Start of the festivities Beethoven Anniversary Year kicks off in Bonn

Bonn · A city celebrates a birthday. And because it is Ludwig van Beethoven's birthday, the whole world celebrates with us. On Monday evening, the twelve-month marathon celebration kicked off at the Bonn Opera House.

 (From left): Malte Boecker, NRW Prime Minister Armin Laschet, Minister of State for Culture Monika Grütters, Lord Mayor Ashok Sridharan, NRW Minister of Culture Isabel Pfeiffer-Poensgen, District Administrator Sebastian Schuster and Ralf Birkner.

(From left): Malte Boecker, NRW Prime Minister Armin Laschet, Minister of State for Culture Monika Grütters, Lord Mayor Ashok Sridharan, NRW Minister of Culture Isabel Pfeiffer-Poensgen, District Administrator Sebastian Schuster and Ralf Birkner.

Foto: Benjamin Westhoff

On Monday evening, the twelve-month marathon celebration of the Beethoven anniversary year got underway at the Bonn Opera House. The flag of the Beethoven Jubilee Society, bearing the lettering “BTHVN2020”, marked the occasion. The finish line for the celebrations will be December 17, 2020, the 250th anniversary of the baptism of the Bonn-born composer.

Many invited guests were present, including prominent persons but also many Beethoven fans who had won free tickets. It was aired by cultural broadcaster WDR 3, one of the sponsors of free tickets.

After short welcoming speeches by saxophonist Peter Materna, Bonn's Lord Mayor Ashok Sridharan and NRW's Prime Minister Armin Laschet, the Leonoren Overture No. 3 was Ludwig van Beethoven's first work to be performed that evening. Beethoven composed it for the second version of his only opera "Fidelio", which was performed in Vienna in 1806 under the title "Leonore". Dirk Kaftan and his musicians played it with energy and passion. For the guests from Bonn and perhaps also the one or the other who came from further away, it was a perfect foretaste of "Fidelio", which will have its premiere on New Year's Day.

Monika Grütter, Minister of State for Culture, held a speech in which she emphasized the composer's relevance today. "To this day, his music touches, moves, inspires and connects people across all borders. So it's not difficult to bring him into the present day as a globally revered mega-star," she said. But Grütters also reminded of the dark times when Beethoven's legacy was used for political purposes, for example, German nationalism.

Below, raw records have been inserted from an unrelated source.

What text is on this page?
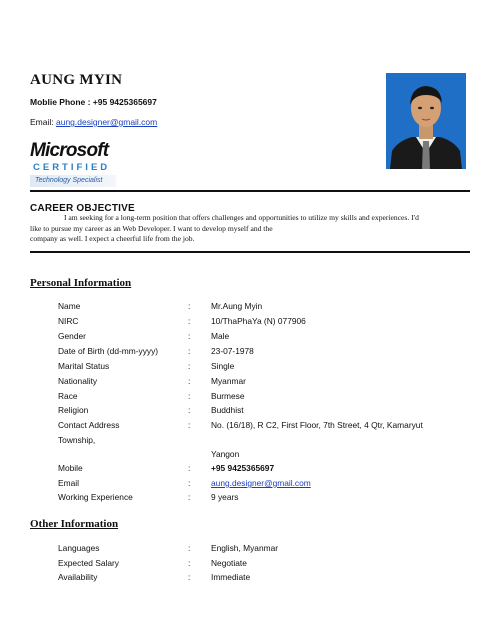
AUNG MYIN
Moblie Phone : +95 9425365697
Email: aung.designer@gmail.com
Microsoft
CERTIFIED
Technology Specialist
CAREER OBJECTIVE

I am seeking for a long-term position that offers challenges and opportunities to utilize my skills and experiences. I'd

like to pursue my career as an Web Developer. I want to develop myself and the

company as well. I expect a cheerful life from the job.

Personal Information
Name	: Mr.Aung Myin
NIRC	: 10/ThaPhaYa (N) 077906
Gender	: Male
Date of Birth (dd-mm-yyyy)	: 23-07-1978
Marital Status	: Single
Nationality	: Myanmar
Race	: Burmese
Religion	: Buddhist
Contact Address	: No. (16/18), R C2, First Floor, 7th Street, 4 Qtr, Kamaryut
Township,
Yangon
Mobile	: +95 9425365697
Email	: aung.designer@gmail.com
Working Experience	: 9 years
Other Information
Languages	: English, Myanmar
Expected Salary	: Negotiate
Availability	: Immediate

This did not do justice to Beethoven, she said. On the contrary, the composer had dedicated his work to mankind and humanity. He had longed for a time in which the unifying among people weighed more than the separating, "be it social origin, culture, religion, skin color or gender".

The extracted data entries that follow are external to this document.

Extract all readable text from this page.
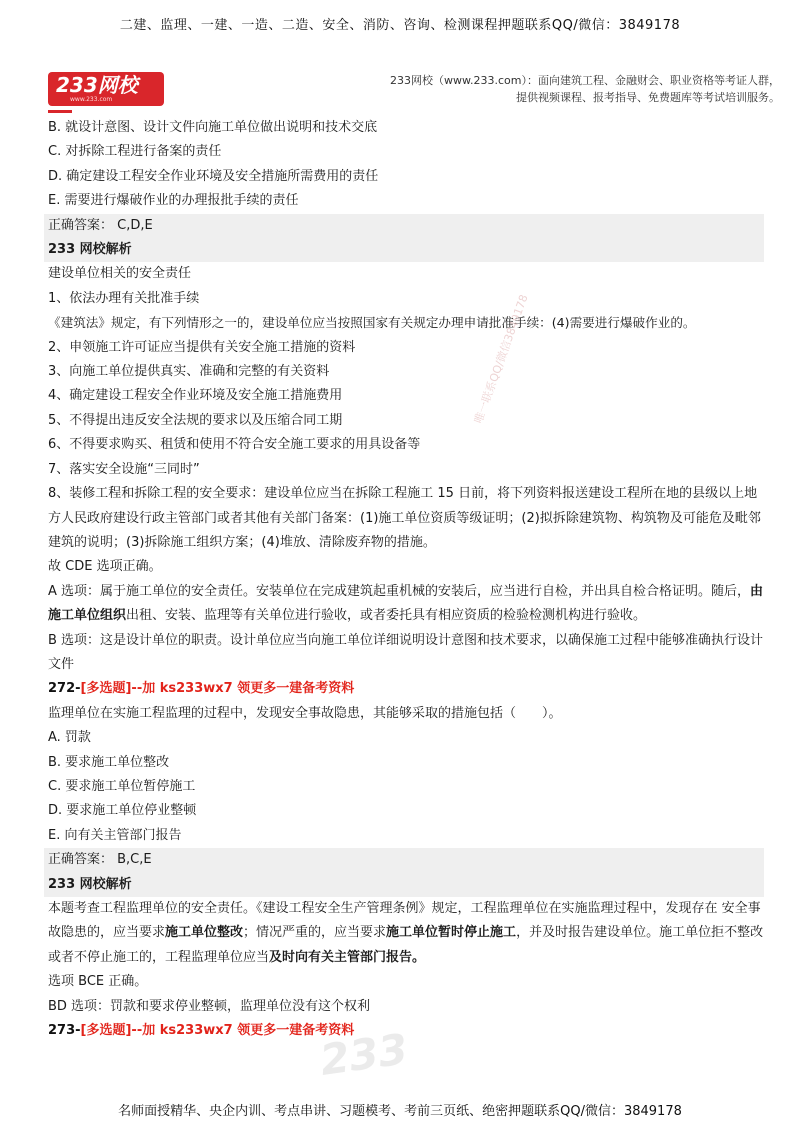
二建、监理、一建、一造、二造、安全、消防、咨询、检测课程押题联系QQ/微信：3849178
233网校
www.233.com
233网校（www.233.com）：面向建筑工程、金融财会、职业资格等考证人群，
提供视频课程、报考指导、免费题库等考试培训服务。
唯一联系QQ/微信3849178
B. 就设计意图、设计文件向施工单位做出说明和技术交底
C. 对拆除工程进行备案的责任
D. 确定建设工程安全作业环境及安全措施所需费用的责任
E. 需要进行爆破作业的办理报批手续的责任
正确答案： C,D,E
233 网校解析
建设单位相关的安全责任
1、依法办理有关批准手续
《建筑法》规定，有下列情形之一的，建设单位应当按照国家有关规定办理申请批准手续：(4)需要进行爆破作业的。
2、申领施工许可证应当提供有关安全施工措施的资料
3、向施工单位提供真实、准确和完整的有关资料
4、确定建设工程安全作业环境及安全施工措施费用
5、不得提出违反安全法规的要求以及压缩合同工期
6、不得要求购买、租赁和使用不符合安全施工要求的用具设备等
7、落实安全设施“三同时”
8、装修工程和拆除工程的安全要求：建设单位应当在拆除工程施工 15 日前，将下列资料报送建设工程所在地的县级以上地方人民政府建设行政主管部门或者其他有关部门备案：(1)施工单位资质等级证明；(2)拟拆除建筑物、构筑物及可能危及毗邻建筑的说明；(3)拆除施工组织方案；(4)堆放、清除废弃物的措施。
故 CDE 选项正确。
A 选项：属于施工单位的安全责任。安装单位在完成建筑起重机械的安装后，应当进行自检，并出具自检合格证明。随后，由施工单位组织出租、安装、监理等有关单位进行验收，或者委托具有相应资质的检验检测机构进行验收。
B 选项：这是设计单位的职责。设计单位应当向施工单位详细说明设计意图和技术要求，以确保施工过程中能够准确执行设计文件
272-[多选题]--加 ks233wx7 领更多一建备考资料
监理单位在实施工程监理的过程中，发现安全事故隐患，其能够采取的措施包括（　　）。
A. 罚款
B. 要求施工单位整改
C. 要求施工单位暂停施工
D. 要求施工单位停业整顿
E. 向有关主管部门报告
正确答案： B,C,E
233 网校解析
本题考查工程监理单位的安全责任。《建设工程安全生产管理条例》规定，工程监理单位在实施监理过程中，发现存在 安全事故隐患的，应当要求施工单位整改；情况严重的，应当要求施工单位暂时停止施工，并及时报告建设单位。施工单位拒不整改或者不停止施工的，工程监理单位应当及时向有关主管部门报告。
选项 BCE 正确。
BD 选项：罚款和要求停业整顿，监理单位没有这个权利
273-[多选题]--加 ks233wx7 领更多一建备考资料
233
名师面授精华、央企内训、考点串讲、习题模考、考前三页纸、绝密押题联系QQ/微信：3849178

"Beethoven is thus not only a worthy godfather of European unity; Beethoven is a true citizen of the world. In the face of the strengthening of a nationalism long believed to have been overcome, in the face of populist calls for isolation and exclusion, we can draw courage and confidence from the visionary power of his music", proclaimed the minister.

The Pasticcio "O Freunde, nicht diese Töne" (O Friends, not these Tones), which alludes to Beethoven's Ninth Symphony and which the British music critic and librettist Paul Griffiths had compiled from newly texted works by the composer, also fitted into this narrative. Here, too, the ideal of freedom permeated the musical story-telling, led by conductor Dirk Kaftan, with the Beethoven Orchestra, the Czech Philharmonic Choir Brno, the Belgian soprano Ilse Eerens and the actor Matthias Brandt, who grew up in Beethoven's native town. After the great performance of the Pasticcio by the orchestra, choir and the two soloists, there was a heavy applause from the audience.

An exciting and thought-provoking start. It should continue just like this in 2020.